Ali Haydar ÇETİNTÜRK

Ali Haydar ÇETİNTÜRK


İSLAM TOPLUMUNDA KADININ YERİ (2)

02 Temmuz 2016 - 00:01

    Sevgi ve saygının hakim olduğu bir ev, küçükte olsa dar gelmez insana. Allahın (cc) vermediği şeylerin, hak zannıyla birilerine verilmesi, aslı toprak olan insanın fazla sulanıp çamurlaşmasına sebeb olur.
     Evinin ve ailesinin işleriyle meşgul olduğu için kadının cuma namazına gitmesinde zorluk olduğu aşikardır. (11) Bundan dolayı cumanın kadınlara farz olmadığını haber veren hadis-i şerif, (12) kadını ait olduğu yerlerden alıkoyan bir anlayışı temsil etmeyip, bilakis kadını korumayı amaçlayan bir zihniyetin eseridir.
     Müftü olabildiği halde kadı (ceza hakimi) olamaması kadının fıtratıyla alakalı bir şeydir. İki kadının tek erkek şahit yerine kâim olmasıda aynı sebebden dolayıdır. Fakat iki kadının şahitliği yine şahitliktir. Tıpkı seferde kılınan 2 rekat'ın 4 rekat yerine kaim olup, su olmayan yerde teyemmümün yani 2 uzvu mesh etmenin abdest te 4 uzvu yıkama yerine kâim olduğu gibi. Bu mesele kadını yerip, basitleştirmez. Zira hiç bir meselede tek erkeğin şahitliği mevzubahis olmadığı halde, (13) kadının şahitliğinin asıl olduğu (doğum,bekaret ve kadınlara ait) meselelerde tek bir kadının şahitliğinin geçerli olduğunu görüyoruz.
     Karşılıklı huzur, sükun, sevgi ve rahmetin kaynağını oluşturan ailenin (14) kurulması, toplumu temsil eden şahitler huzurunda yapıldığı gibi, fesh'i de o aileyi toplumda temsil eden erkek tarafından gerçekleştirilir.
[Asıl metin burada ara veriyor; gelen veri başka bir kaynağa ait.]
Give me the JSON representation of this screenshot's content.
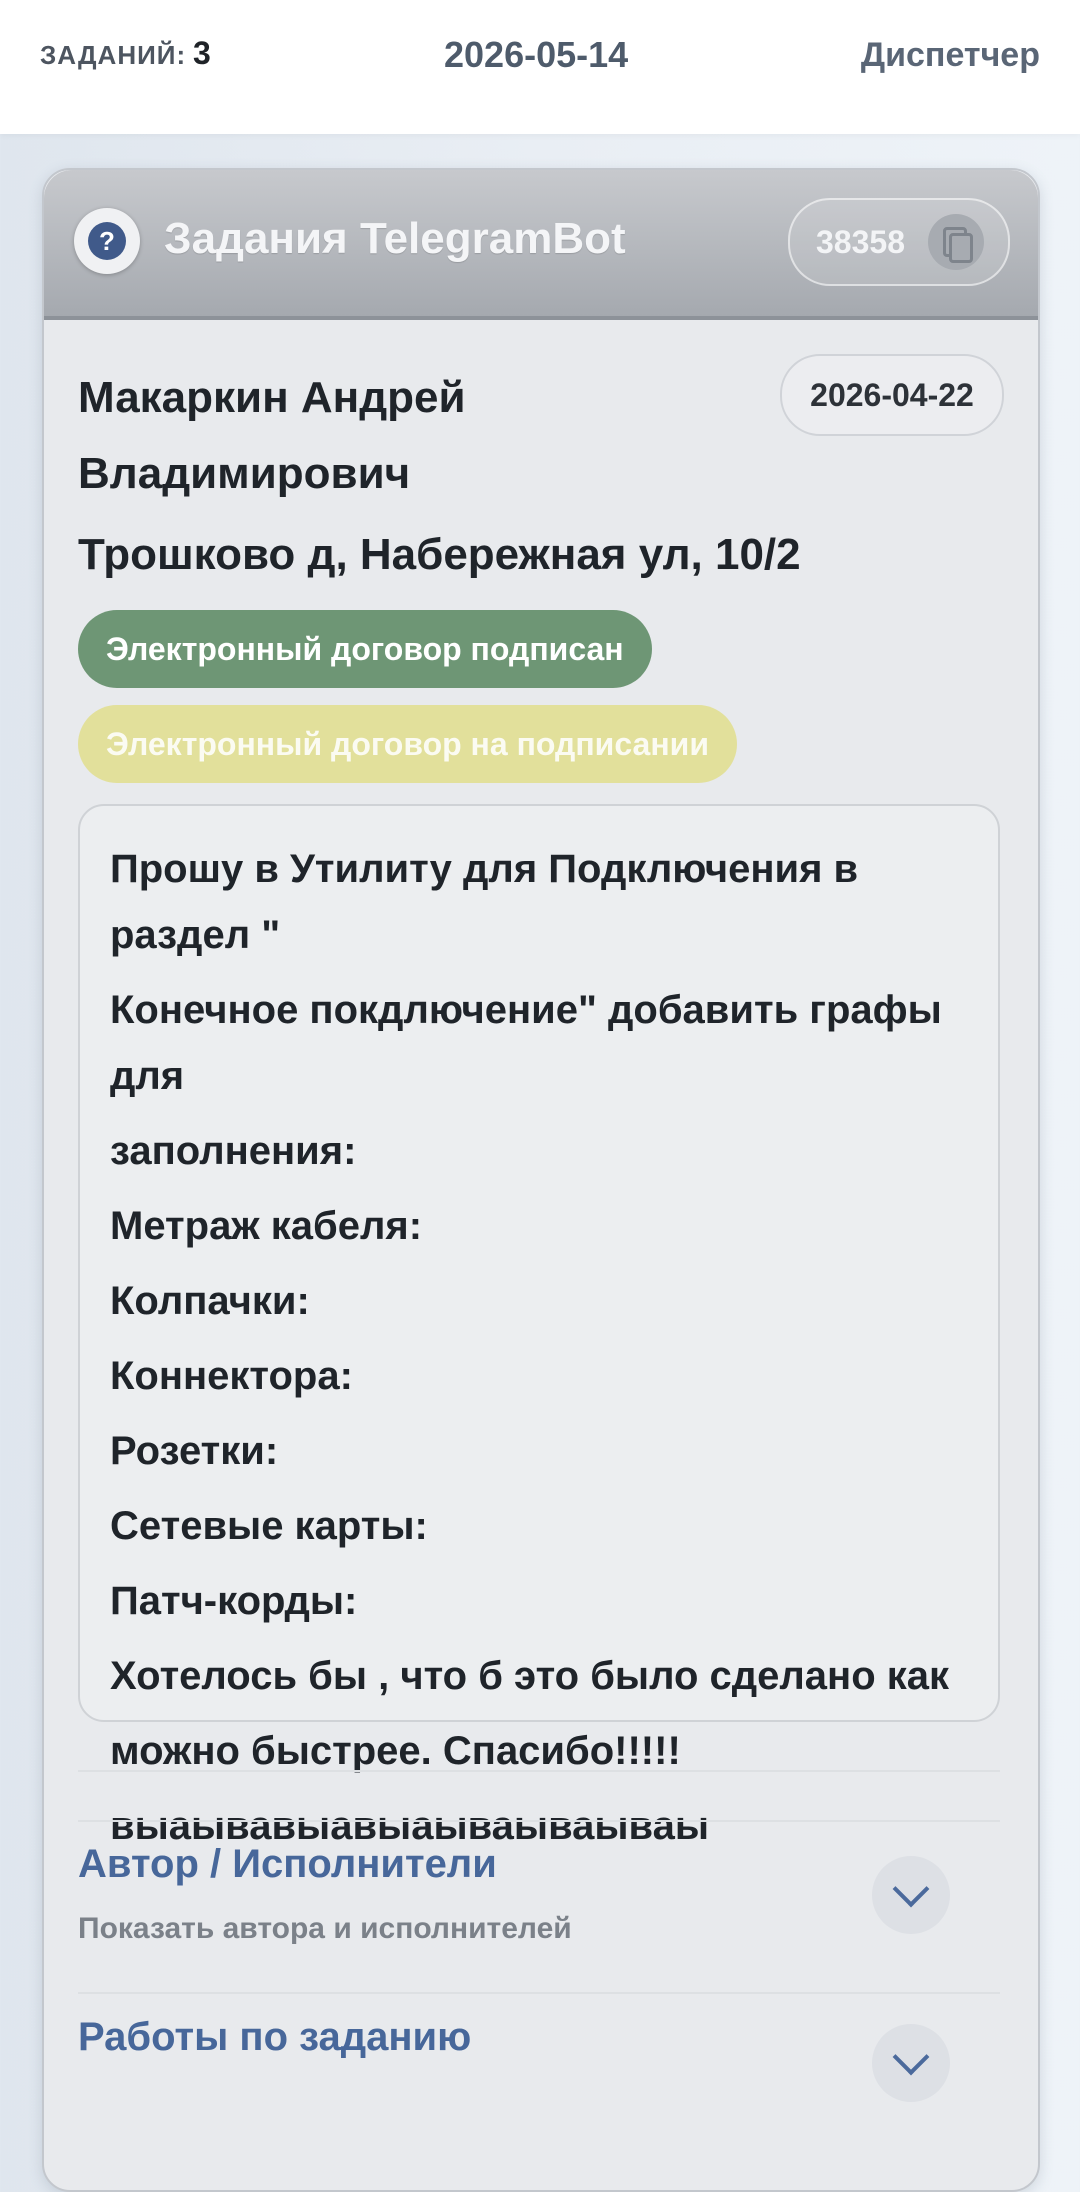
{
  "topbar": {
    "tasks_label": "ЗАДАНИЙ:",
    "tasks_count": "3",
    "date": "2026-05-14",
    "role": "Диспетчер"
  },
  "card": {
    "help_icon": "?",
    "title": "Задания TelegramBot",
    "id": "38358",
    "copy_icon": "copy-icon",
    "person_name": "Макаркин Андрей Владимирович",
    "date": "2026-04-22",
    "address": "Трошково д, Набережная ул, 10/2",
    "badges": {
      "signed": "Электронный договор подписан",
      "signing": "Электронный договор на подписании"
    },
    "colors": {
      "signed_badge": "#6e9675",
      "signing_badge": "#e2e09b",
      "section_title": "#47679a",
      "help_icon": "#405a8a"
    },
    "message_lines": [
      "Прошу в Утилиту для Подключения в раздел \"",
      "Конечное покдлючение\" добавить графы для",
      "заполнения:",
      "Метраж кабеля:",
      "Колпачки:",
      "Коннектора:",
      "Розетки:",
      "Сетевые карты:",
      "Патч-корды:",
      "Хотелось бы , что б это было сделано как",
      "можно быстрее. Спасибо!!!!!",
      "выаывавыавыаываываываы"
    ]
  },
  "sections": {
    "authors": {
      "title": "Автор / Исполнители",
      "subtitle": "Показать автора и исполнителей"
    },
    "works": {
      "title": "Работы по заданию"
    }
  }
}
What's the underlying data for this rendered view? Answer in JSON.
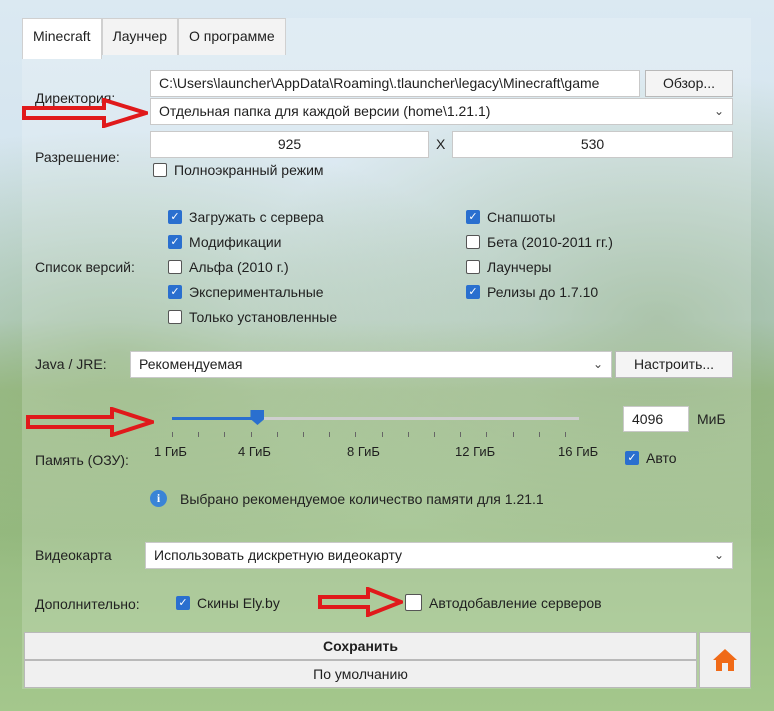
{
  "tabs": [
    {
      "label": "Minecraft"
    },
    {
      "label": "Лаунчер"
    },
    {
      "label": "О программе"
    }
  ],
  "directory": {
    "label": "Директория:",
    "path": "C:\\Users\\launcher\\AppData\\Roaming\\.tlauncher\\legacy\\Minecraft\\game",
    "browse_label": "Обзор...",
    "mode_value": "Отдельная папка для каждой версии (home\\1.21.1)"
  },
  "resolution": {
    "label": "Разрешение:",
    "width": "925",
    "separator": "X",
    "height": "530",
    "fullscreen_label": "Полноэкранный режим",
    "fullscreen_checked": false
  },
  "versions": {
    "label": "Список версий:",
    "left": [
      {
        "label": "Загружать с сервера",
        "checked": true
      },
      {
        "label": "Модификации",
        "checked": true
      },
      {
        "label": "Альфа (2010 г.)",
        "checked": false
      },
      {
        "label": "Экспериментальные",
        "checked": true
      },
      {
        "label": "Только установленные",
        "checked": false
      }
    ],
    "right": [
      {
        "label": "Снапшоты",
        "checked": true
      },
      {
        "label": "Бета (2010-2011 гг.)",
        "checked": false
      },
      {
        "label": "Лаунчеры",
        "checked": false
      },
      {
        "label": "Релизы до 1.7.10",
        "checked": true
      }
    ]
  },
  "java": {
    "label": "Java / JRE:",
    "value": "Рекомендуемая",
    "configure_label": "Настроить..."
  },
  "memory": {
    "label": "Память (ОЗУ):",
    "value": "4096",
    "unit": "МиБ",
    "auto_label": "Авто",
    "auto_checked": true,
    "slider_fraction": 0.21,
    "ticks": [
      "1 ГиБ",
      "4 ГиБ",
      "8 ГиБ",
      "12 ГиБ",
      "16 ГиБ"
    ],
    "info_text": "Выбрано рекомендуемое количество памяти для 1.21.1"
  },
  "gpu": {
    "label": "Видеокарта",
    "value": "Использовать дискретную видеокарту"
  },
  "extra": {
    "label": "Дополнительно:",
    "ely_label": "Скины Ely.by",
    "ely_checked": true,
    "autoservers_label": "Автодобавление серверов",
    "autoservers_checked": false
  },
  "buttons": {
    "save_label": "Сохранить",
    "default_label": "По умолчанию"
  },
  "colors": {
    "accent": "#2a6fcf",
    "arrow": "#e0191b",
    "home_icon": "#f06a17"
  }
}
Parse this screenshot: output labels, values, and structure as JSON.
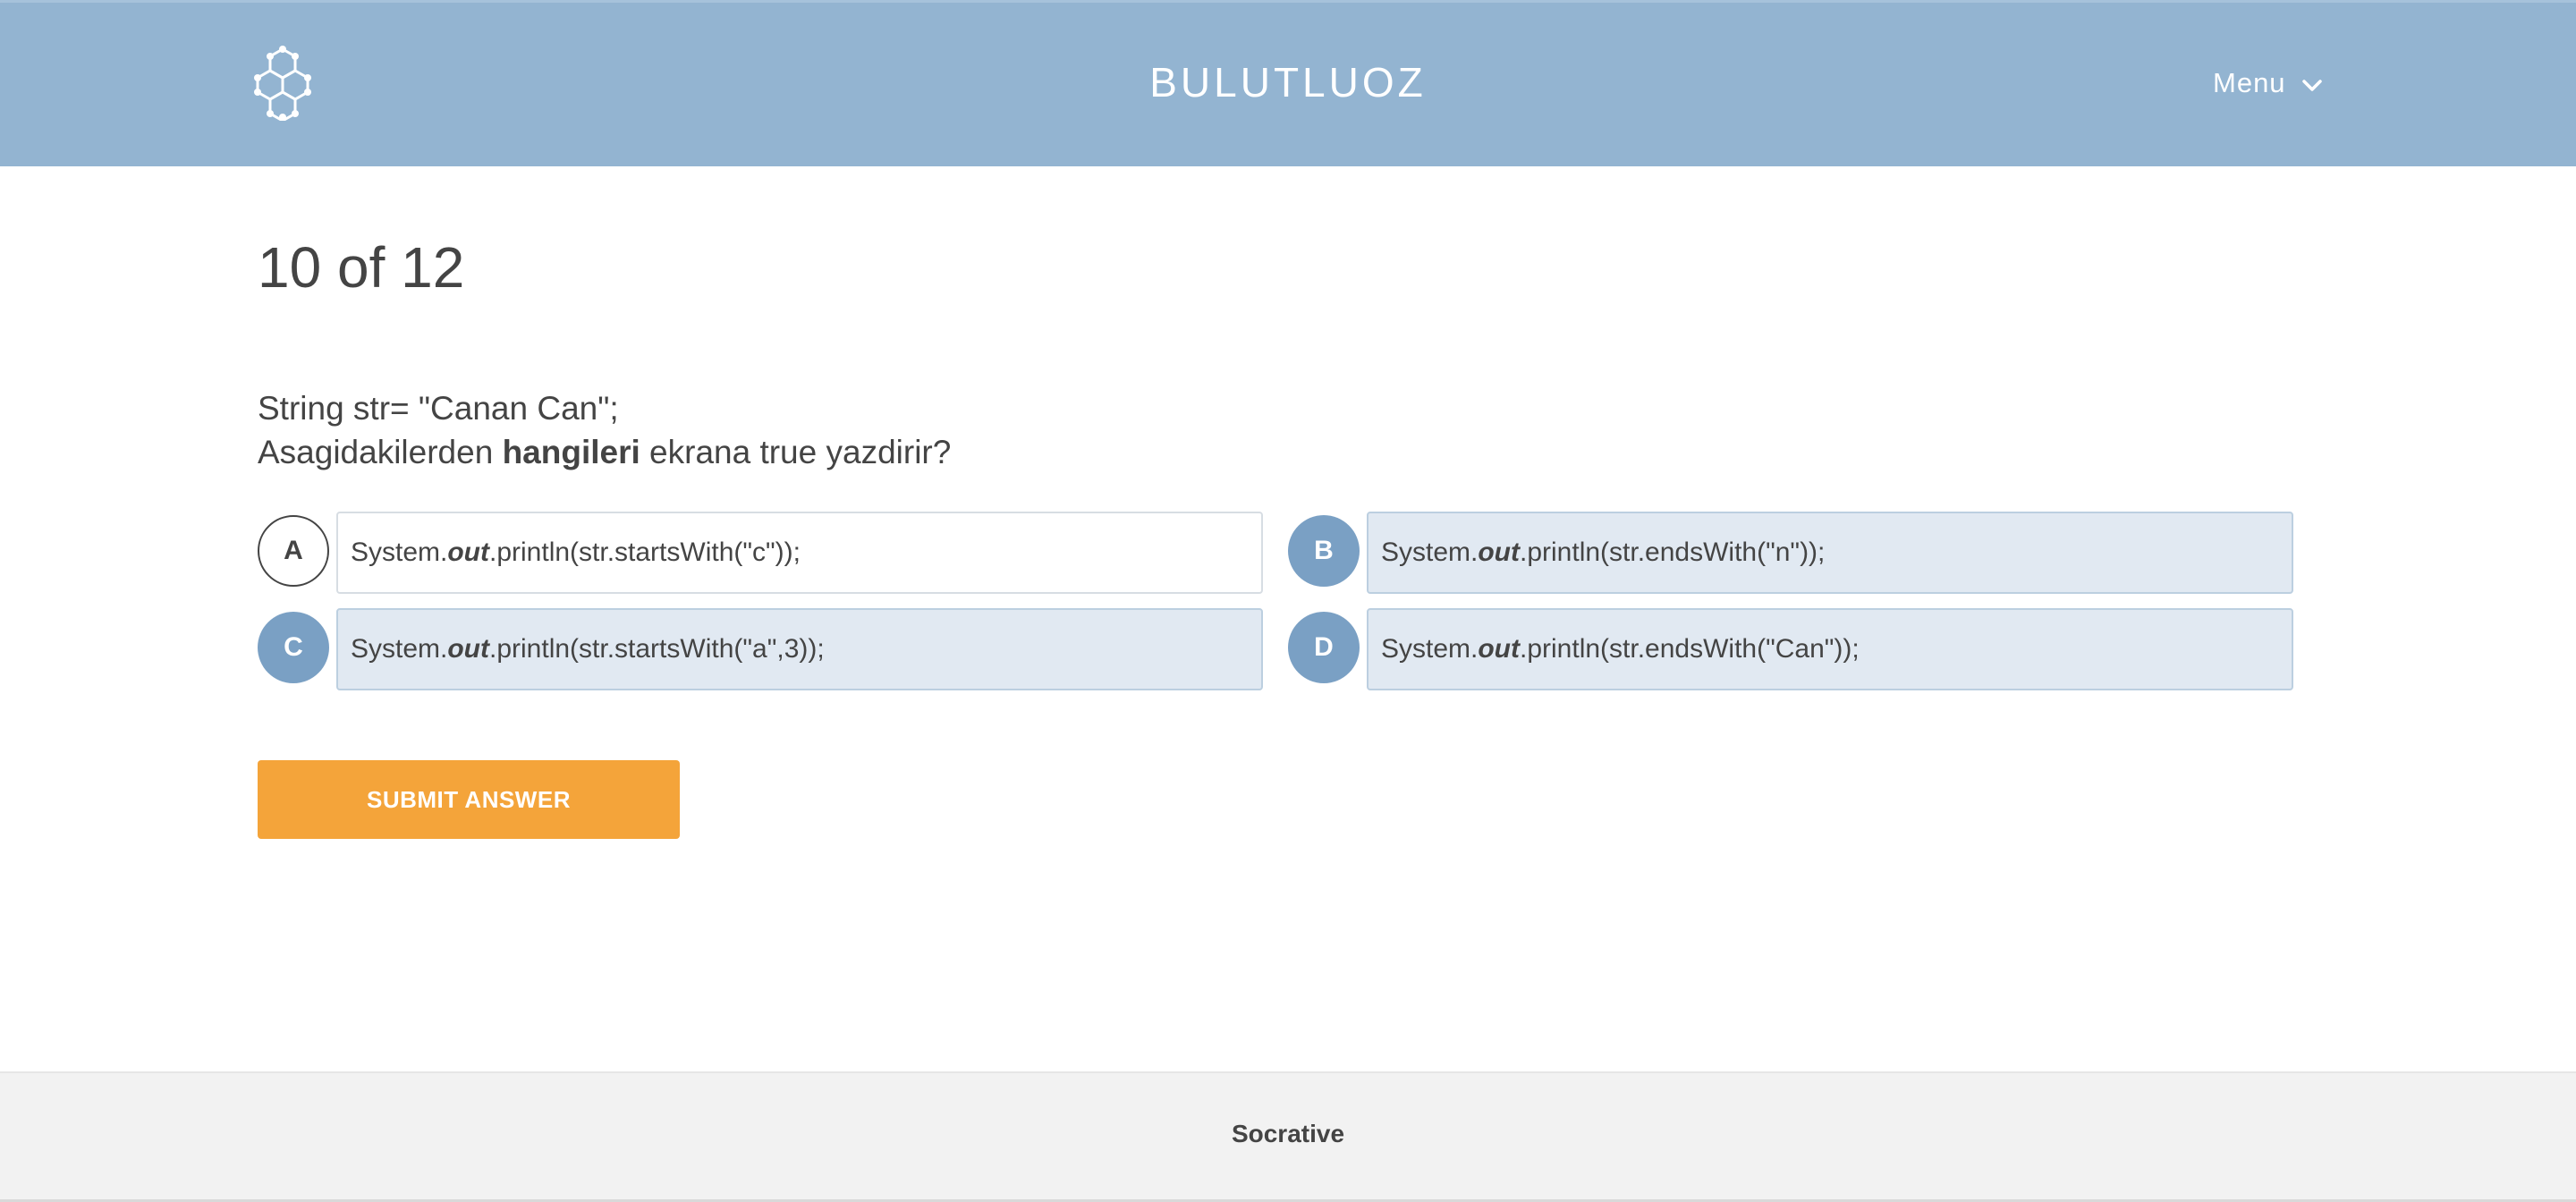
{
  "header": {
    "brand": "BULUTLUOZ",
    "menu_label": "Menu",
    "logo_icon": "hexagon-logo-icon",
    "menu_icon": "chevron-down-icon",
    "background_color": "#93b4d1"
  },
  "quiz": {
    "progress": "10 of 12",
    "current_question": 10,
    "total_questions": 12,
    "question_line1": "String str= \"Canan Can\";",
    "question_line2_before": "Asagidakilerden ",
    "question_line2_bold": "hangileri",
    "question_line2_after": " ekrana true yazdirir?",
    "choices": [
      {
        "letter": "A",
        "prefix": "System.",
        "emphasis": "out",
        "suffix": ".println(str.startsWith(\"c\"));",
        "selected": false
      },
      {
        "letter": "B",
        "prefix": "System.",
        "emphasis": "out",
        "suffix": ".println(str.endsWith(\"n\"));",
        "selected": true
      },
      {
        "letter": "C",
        "prefix": "System.",
        "emphasis": "out",
        "suffix": ".println(str.startsWith(\"a\",3));",
        "selected": true
      },
      {
        "letter": "D",
        "prefix": "System.",
        "emphasis": "out",
        "suffix": ".println(str.endsWith(\"Can\"));",
        "selected": true
      }
    ],
    "submit_label": "SUBMIT ANSWER",
    "submit_color": "#f4a43a"
  },
  "footer": {
    "text": "Socrative"
  }
}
Nikah bağının erkeğin elinde olması, (15) talak ayetlerinde boşama fiilinin daima erkeğe izâfe edilmesi, (16) kocanın gardiyan, kadınında mahkum olduğu anlamına gelmez. Zira fıkıh kitablarında  hukuk tabiriyle 'Muhâlaa' ve 'Hul' bahsi, kadının boşanmasını anlatan müstakil bir konu başlığıdır.
     Sabit bin Kays'ın hanımının Efendimize (sav) gelip, "kocamı sevemedim" demesi, Peygamberimizinde (sav) Sabit bin Kays'a "(mehir olarak verdiğin) bahçeyi kabul et ve onu boşa" diye emretmesi, (17) kadınında şerî şartlara göre boşayabileceğinin delillerindendir.
HATİME
     Usûlü fıkıhı gözardı edemeyiz. fakat birde usûlü fetva vardır. Şifa binti abdillah ve Semra binti Nüheykil Esediyye nin medine pazarında murâkıb olmalarının usul yönündenmi yoksa fetva yönündenmi ele alınması gerektiğine bırakalım fakihler karar versin. Çünkü içinde bulunduğumuz zaman asr-ı sâdet değil, günümüzün semralarıda Semra binti Nüheykil Esediyye değildir.
     Kadını açarak toplumda ona yer açanlar, mahşerde kaçanlar safında yer alacaklar.
     Feministlerin gazıyla çalışan ve cenaze namazlarında erkeklerin safına park eden ve cenazeyi alkışlarla uğurlayan rolantisi yüksek bayanlara bir sözüm olacak; Madem bu kadar erkeklerle omuz omuza saf tutmaya meraklısınız, oldu olacak bari tabutu da yükleniverin. Bu yetmez, madem hayatın her safhasında bulunmayı arzuluyorsunuz, lütfen cenazeyide indiriverin kabire bizahmet! Şayet biz bunları yapamayız diyorsanız, bunu anlamak bizim için çok normal fakat sizin için acizlik ifadesinden başka bir şey değildir.
     Lütfen bırakın kabiri erkekler kazsın. Sizler bulunduğunuz yeri muhafaza ederseniz Rasulullahın (sav), kocasının malını ve namusunu muhafaza ettiğini söyleyen kadının sözlerine karşılık "bu kadının sözünden daha güzel söz işittinizmi"(18) dediği Esma binti Yezid ile, Rabbimizin "Ey Peygambere inanan kadınlar" (19) diyerek hitab ettiği Peygambere (sav) biat eden kadınlarla beraber haşrolursunuz.
     Sizler, erkeklerin, uğrunda canlarını verecek kadar kendilerine düşkün olduğu varlıklarsınız.
     Kutsal rüzgar manasına gelen, Japon intihar uçakları, Kamikazelerin ekser pilotlarının ikinci dünya savaşında ölüme uçmadan evvel söylediği son sözlerin, eşlerini kastederek 'senin için ölüme gidiyorum' demeleri tarihi bir gerçekten öte, kameralar önünde kaydedilmiş birer hakikattır.
     Bu makaleyi hoş sözlerle bitirmeyi arzulardım fakat, Kamikazelere rağmen, Hera, Venüs, Artemis ve Afrodit'e özenmeye devam edecekseniz ateşiniz bol olsun. Vesselam.